6. Limited Warranty and Limitation of Liability
(1) The Service is provided on an “as is”, “as available” basis and Company expressly disclaims all warranties, including the warranties of merchantability and fitness for a particular purpose.
(2)Company, its affiliates, and any officer, director, employee, subcontractor, agent, successor, or assign of Company or its affiliates does not warrant that:
(a) the Service will meet any specific requirements;
(b) the Service will be uninterrupted, timely, secure, or error-free;
(c) the results that may be obtained from the use of the Service will be accurate or reliable;
(d) the quality of any products, services, information, or other material purchased or obtained through the Service will meet any expectations; and
(e) any errors in the Service will be corrected.
(3)Company, its affiliates, and any officer, director, employee, subcontractor, agent, successor, or assign of Company or its affiliates, shall not be liable for any direct, indirect, incidental, special, consequential or exemplary damages, including but not limited to, damages for loss of profits, goodwill, use, data or other intangible losses (even if Company has been advised of the possibility of such damages), resulting from:
(a) the use or the inability to use the Service;
(b) the cost of procurement of a substitute goods and services resulting from any goods, data, information or services purchased or obtained or messages received or transactions entered into through or from the Service;
(c) any unauthorized access to or alteration of Authorized User transmissions or Content;
(d) any price change, suspension or discontinuance of the Service;
(e) any loss of Content, modification to a feature or to the Service itself;
(f) any loss of Content subsequent to a cancellation or termination of a subscription to the Service;
(g) statements or conduct of any third party on the Service; or
(h) any other matter relating to the Service.
7. Miscellaneous
(1)Technical support is only provided to Authorized Users with paying subscriptions, and is only available through email correspondence.
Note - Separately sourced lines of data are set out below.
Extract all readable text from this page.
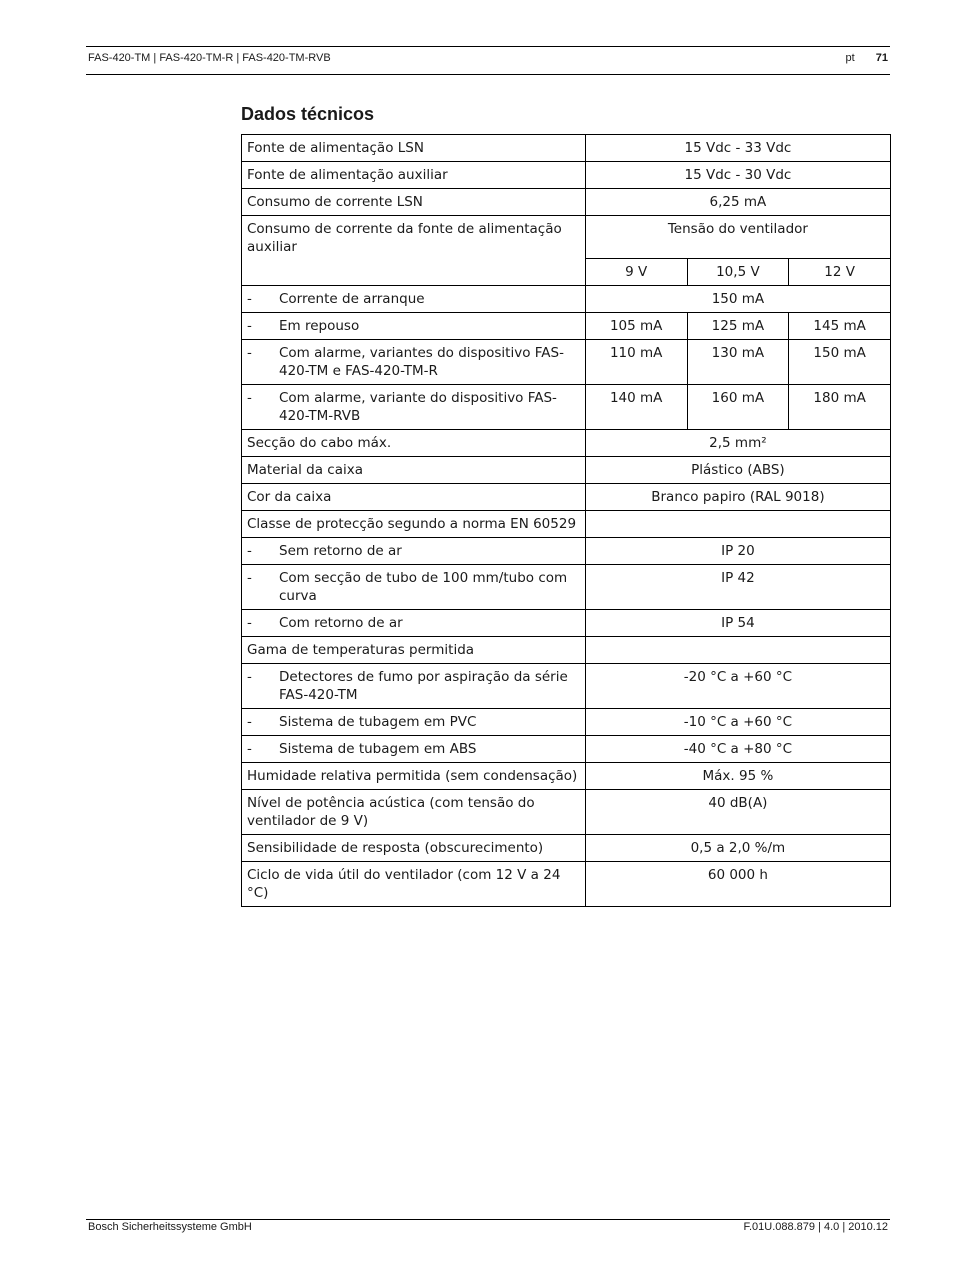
FAS-420-TM | FAS-420-TM-R | FAS-420-TM-RVB	pt 71
Dados técnicos
Fonte de alimentação LSN	15 Vdc - 33 Vdc		
Fonte de alimentação auxiliar	15 Vdc - 30 Vdc		
Consumo de corrente LSN	6,25 mA		
Consumo de corrente da fonte de alimentação auxiliar	Tensão do ventilador		
	9 V	10,5 V	12 V
- Corrente de arranque	150 mA		
- Em repouso	105 mA	125 mA	145 mA
- Com alarme, variantes do dispositivo FAS-420-TM e FAS-420-TM-R	110 mA	130 mA	150 mA
- Com alarme, variante do dispositivo FAS-420-TM-RVB	140 mA	160 mA	180 mA
Secção do cabo máx.	2,5 mm²		
Material da caixa	Plástico (ABS)		
Cor da caixa	Branco papiro (RAL 9018)		
Classe de protecção segundo a norma EN 60529			
- Sem retorno de ar	IP 20		
- Com secção de tubo de 100 mm/tubo com curva	IP 42		
- Com retorno de ar	IP 54		
Gama de temperaturas permitida			
- Detectores de fumo por aspiração da série FAS-420-TM	-20 °C a +60 °C		
- Sistema de tubagem em PVC	-10 °C a +60 °C		
- Sistema de tubagem em ABS	-40 °C a +80 °C		
Humidade relativa permitida (sem condensação)	Máx. 95 %		
Nível de potência acústica (com tensão do ventilador de 9 V)	40 dB(A)		
Sensibilidade de resposta (obscurecimento)	0,5 a 2,0 %/m		
Ciclo de vida útil do ventilador (com 12 V a 24 °C)	60 000 h		
Bosch Sicherheitssysteme GmbH	F.01U.088.879 | 4.0 | 2010.12
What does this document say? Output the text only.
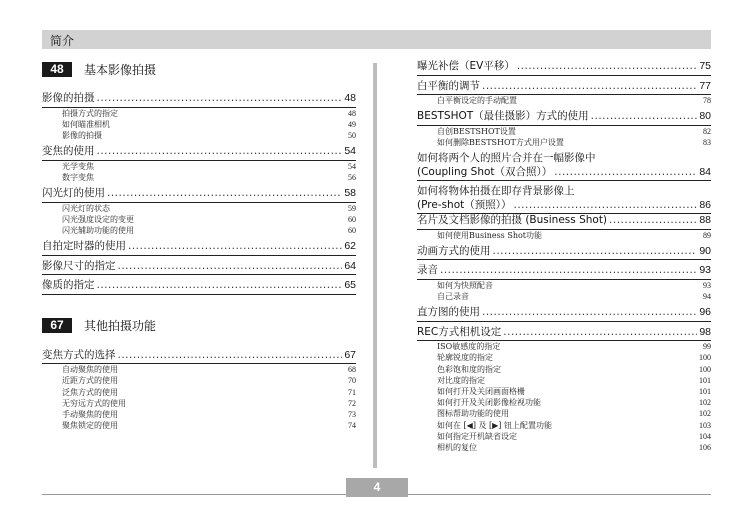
简介
48	基本影像拍摄
影像的拍摄 .....	48
拍摄方式的指定	48
如何瞄准相机	49
影像的拍摄	50
变焦的使用 .....	54
光学变焦	54
数字变焦	56
闪光灯的使用 .....	58
闪光灯的状态	59
闪光强度设定的变更	60
闪光辅助功能的使用	60
自拍定时器的使用 .....	62
影像尺寸的指定 .....	64
像质的指定 .....	65
67	其他拍摄功能
变焦方式的选择 .....	67
自动聚焦的使用	68
近距方式的使用	70
泛焦方式的使用	71
无穷远方式的使用	72
手动聚焦的使用	73
聚焦锁定的使用	74
曝光补偿（EV平移） .....	75
白平衡的调节 .....	77
白平衡设定的手动配置	78
BESTSHOT（最佳摄影）方式的使用 .....	80
自创BESTSHOT设置	82
如何删除BESTSHOT方式用户设置	83
如何将两个人的照片合并在一幅影像中
(Coupling Shot（双合照）） .....	84
如何将物体拍摄在即存背景影像上
(Pre-shot（预照）） .....	86
名片及文档影像的拍摄 (Business Shot) .....	88
如何使用Business Shot功能	89
动画方式的使用 .....	90
录音 .....	93
如何为快照配音	93
自己录音	94
直方图的使用 .....	96
REC方式相机设定 .....	98
ISO敏感度的指定	99
轮廓锐度的指定	100
色彩饱和度的指定	100
对比度的指定	101
如何打开及关闭画面格栅	101
如何打开及关闭影像检视功能	102
图标帮助功能的使用	102
如何在 [◀] 及 [▶] 钮上配置功能	103
如何指定开机缺省设定	104
相机的复位	106
4
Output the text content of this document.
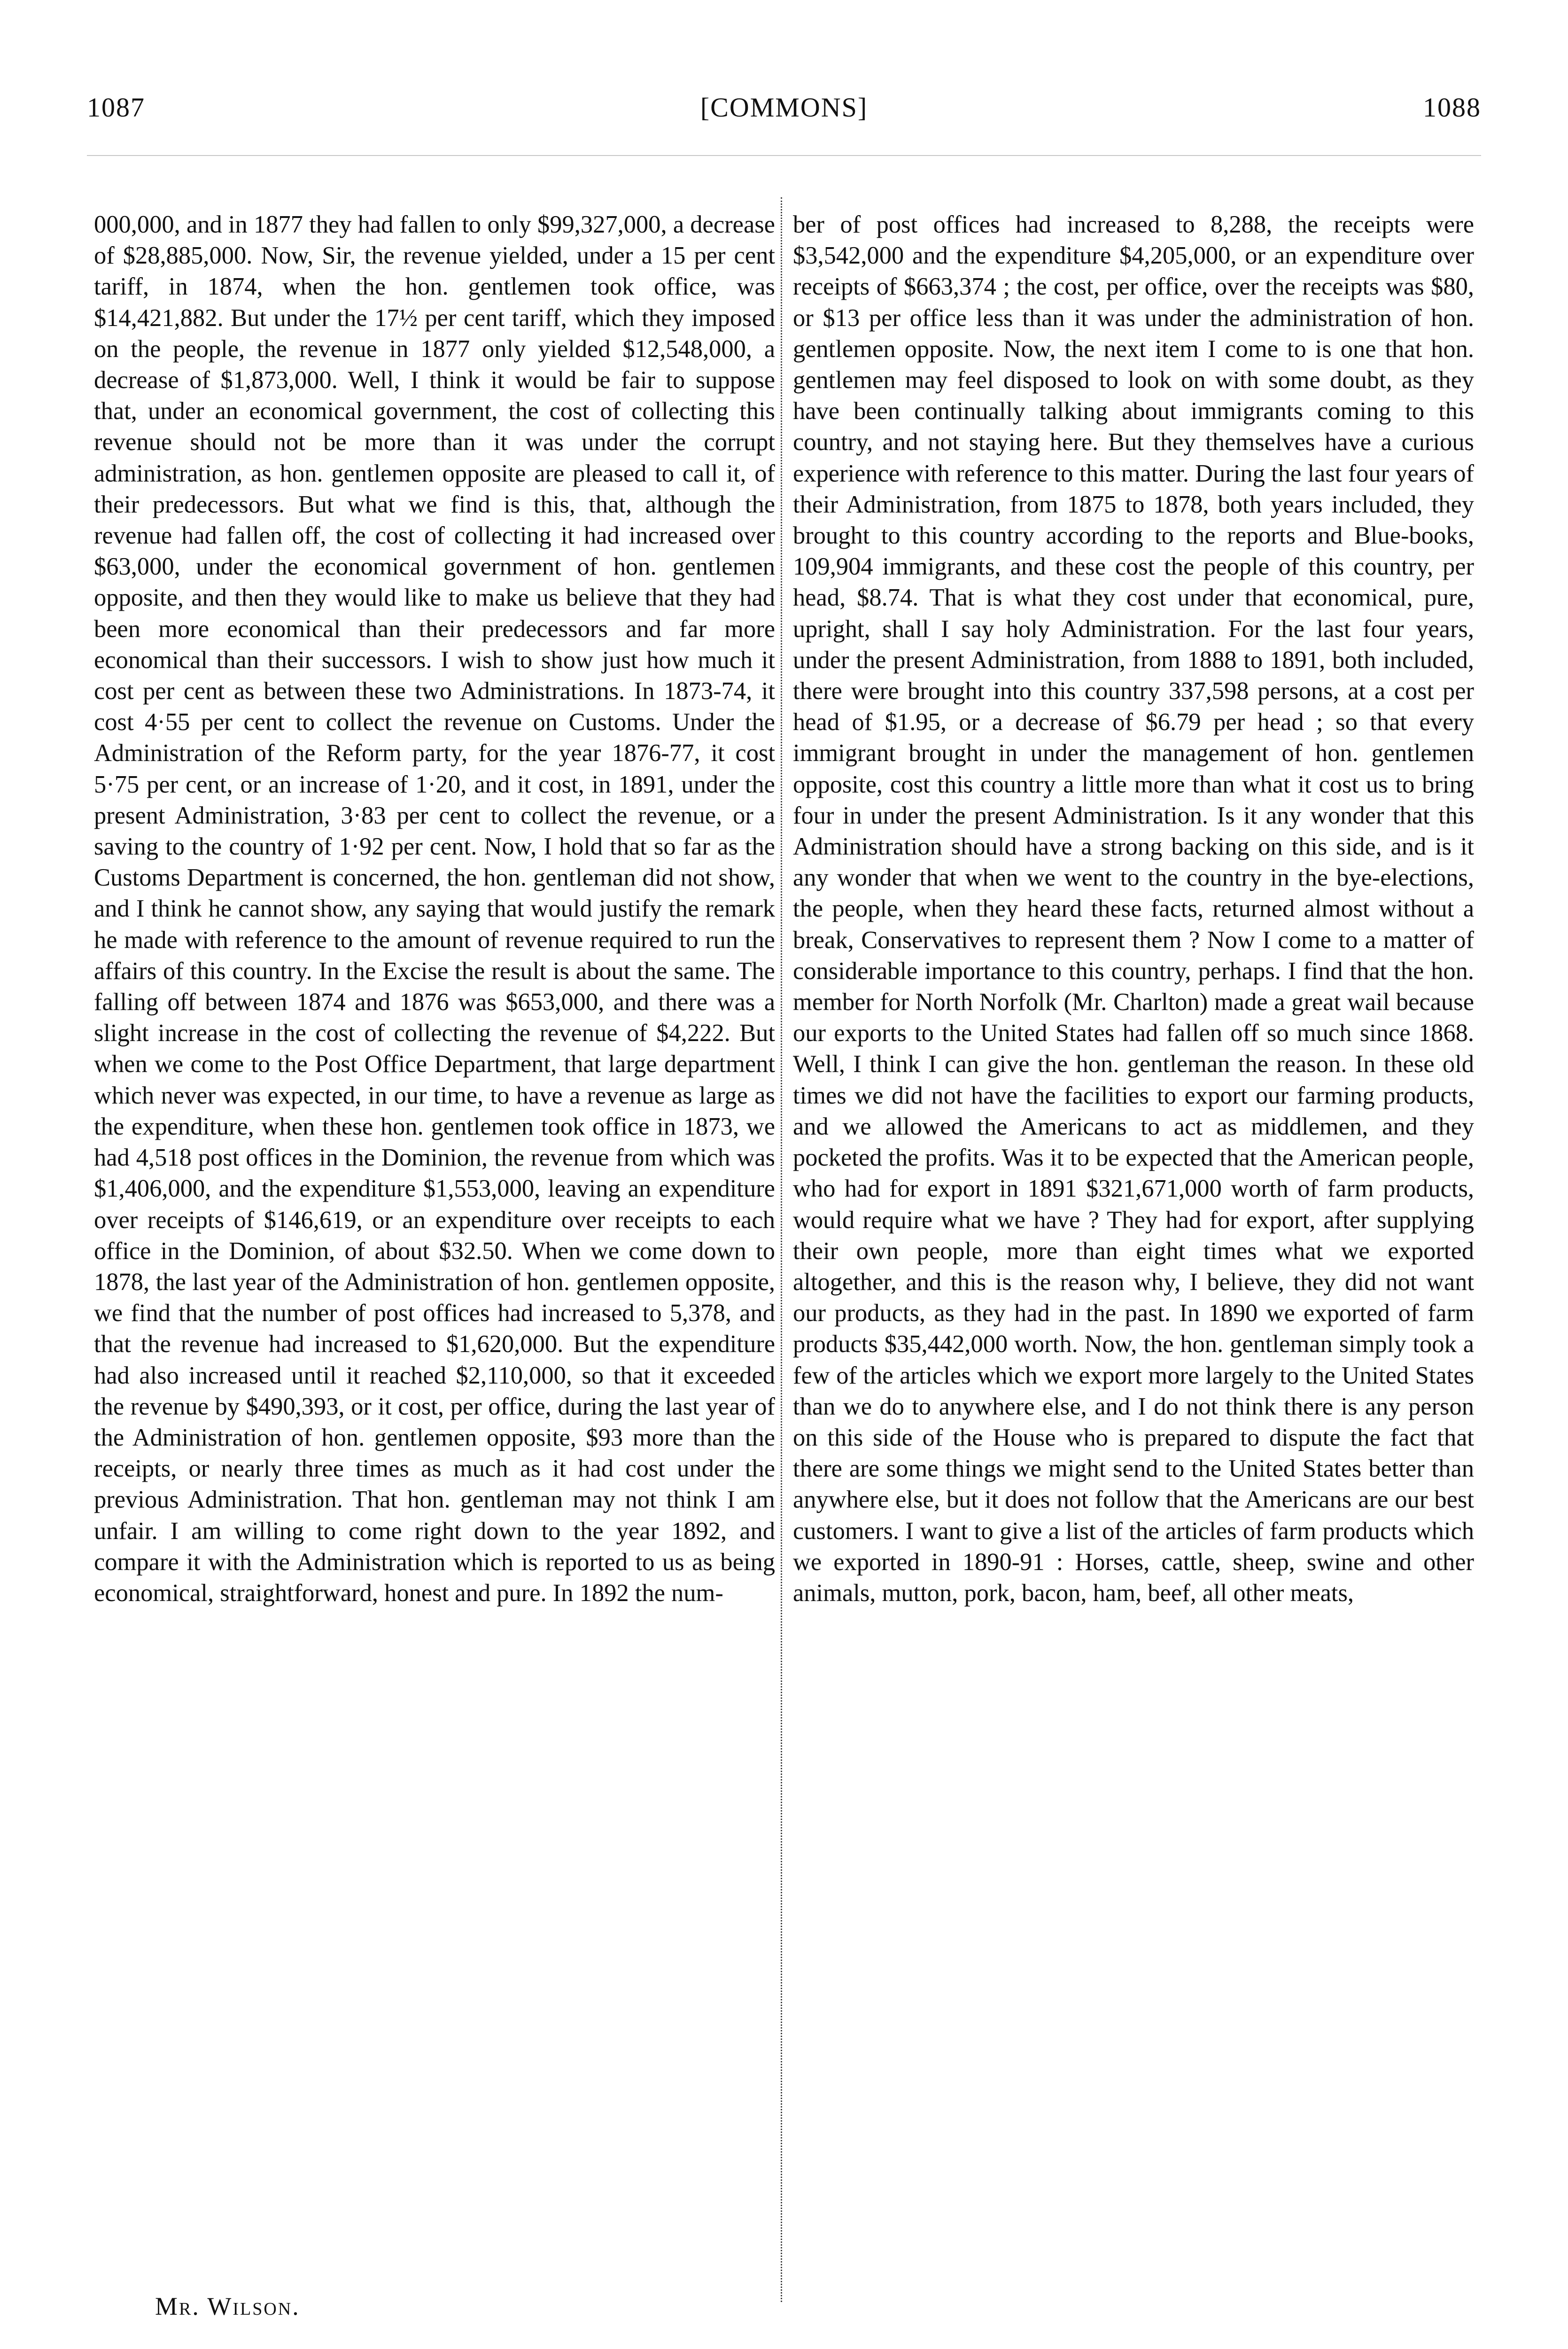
1087	[COMMONS]	1088
000,000, and in 1877 they had fallen to only $99,327,000, a decrease of $28,885,000. Now, Sir, the revenue yielded, under a 15 per cent tariff, in 1874, when the hon. gentlemen took office, was $14,421,882. But under the 17½ per cent tariff, which they imposed on the people, the revenue in 1877 only yielded $12,548,000, a decrease of $1,873,000. Well, I think it would be fair to suppose that, under an economical government, the cost of collecting this revenue should not be more than it was under the corrupt administration, as hon. gentlemen opposite are pleased to call it, of their predecessors. But what we find is this, that, although the revenue had fallen off, the cost of collecting it had increased over $63,000, under the economical government of hon. gentlemen opposite, and then they would like to make us believe that they had been more economical than their predecessors and far more economical than their successors. I wish to show just how much it cost per cent as between these two Administrations. In 1873-74, it cost 4·55 per cent to collect the revenue on Customs. Under the Administration of the Reform party, for the year 1876-77, it cost 5·75 per cent, or an increase of 1·20, and it cost, in 1891, under the present Administration, 3·83 per cent to collect the revenue, or a saving to the country of 1·92 per cent. Now, I hold that so far as the Customs Department is concerned, the hon. gentleman did not show, and I think he cannot show, any saying that would justify the remark he made with reference to the amount of revenue required to run the affairs of this country. In the Excise the result is about the same. The falling off between 1874 and 1876 was $653,000, and there was a slight increase in the cost of collecting the revenue of $4,222. But when we come to the Post Office Department, that large department which never was expected, in our time, to have a revenue as large as the expenditure, when these hon. gentlemen took office in 1873, we had 4,518 post offices in the Dominion, the revenue from which was $1,406,000, and the expenditure $1,553,000, leaving an expenditure over receipts of $146,619, or an expenditure over receipts to each office in the Dominion, of about $32.50. When we come down to 1878, the last year of the Administration of hon. gentlemen opposite, we find that the number of post offices had increased to 5,378, and that the revenue had increased to $1,620,000. But the expenditure had also increased until it reached $2,110,000, so that it exceeded the revenue by $490,393, or it cost, per office, during the last year of the Administration of hon. gentlemen opposite, $93 more than the receipts, or nearly three times as much as it had cost under the previous Administration. That hon. gentleman may not think I am unfair. I am willing to come right down to the year 1892, and compare it with the Administration which is reported to us as being economical, straightforward, honest and pure. In 1892 the num-
ber of post offices had increased to 8,288, the receipts were $3,542,000 and the expenditure $4,205,000, or an expenditure over receipts of $663,374 ; the cost, per office, over the receipts was $80, or $13 per office less than it was under the administration of hon. gentlemen opposite. Now, the next item I come to is one that hon. gentlemen may feel disposed to look on with some doubt, as they have been continually talking about immigrants coming to this country, and not staying here. But they themselves have a curious experience with reference to this matter. During the last four years of their Administration, from 1875 to 1878, both years included, they brought to this country according to the reports and Blue-books, 109,904 immigrants, and these cost the people of this country, per head, $8.74. That is what they cost under that economical, pure, upright, shall I say holy Administration. For the last four years, under the present Administration, from 1888 to 1891, both included, there were brought into this country 337,598 persons, at a cost per head of $1.95, or a decrease of $6.79 per head ; so that every immigrant brought in under the management of hon. gentlemen opposite, cost this country a little more than what it cost us to bring four in under the present Administration. Is it any wonder that this Administration should have a strong backing on this side, and is it any wonder that when we went to the country in the bye-elections, the people, when they heard these facts, returned almost without a break, Conservatives to represent them ? Now I come to a matter of considerable importance to this country, perhaps. I find that the hon. member for North Norfolk (Mr. Charlton) made a great wail because our exports to the United States had fallen off so much since 1868. Well, I think I can give the hon. gentleman the reason. In these old times we did not have the facilities to export our farming products, and we allowed the Americans to act as middlemen, and they pocketed the profits. Was it to be expected that the American people, who had for export in 1891 $321,671,000 worth of farm products, would require what we have ? They had for export, after supplying their own people, more than eight times what we exported altogether, and this is the reason why, I believe, they did not want our products, as they had in the past. In 1890 we exported of farm products $35,442,000 worth. Now, the hon. gentleman simply took a few of the articles which we export more largely to the United States than we do to anywhere else, and I do not think there is any person on this side of the House who is prepared to dispute the fact that there are some things we might send to the United States better than anywhere else, but it does not follow that the Americans are our best customers. I want to give a list of the articles of farm products which we exported in 1890-91 : Horses, cattle, sheep, swine and other animals, mutton, pork, bacon, ham, beef, all other meats,
Mr. Wilson.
(2)You acknowledge and agree that Company may use third party vendors and hosting partners to provide the necessary hardware, software, networking, storage, and related technology required to run the Service.
(3)You acknowledge and agree that the technical processing and transmission of data associated with the Service, including Content, may be transmitted unencrypted and involve: (a) transmissions over various networks; and (b) changes to conform and adapt to technical requirements of connecting networks or devices.
(4)The failure of Company to enforce any provision hereof shall not constitute or be construed as a waiver of such provision or of the right to enforce it at a later time.
(5)The Terms of Service constitutes the entire agreement between you and Company and govern your use of the Service, superseding any prior agreements between you and Company (including, but not limited to, any prior versions of the Terms of Service).
(6)You may not assign your rights or delegate your duties under this license to access the Service without the prior written consent of Company.
(7)These Terms of Service shall be governed by and construed in accordance with the laws of the Province of British Columbia, and the federal laws of Canada applicable therein.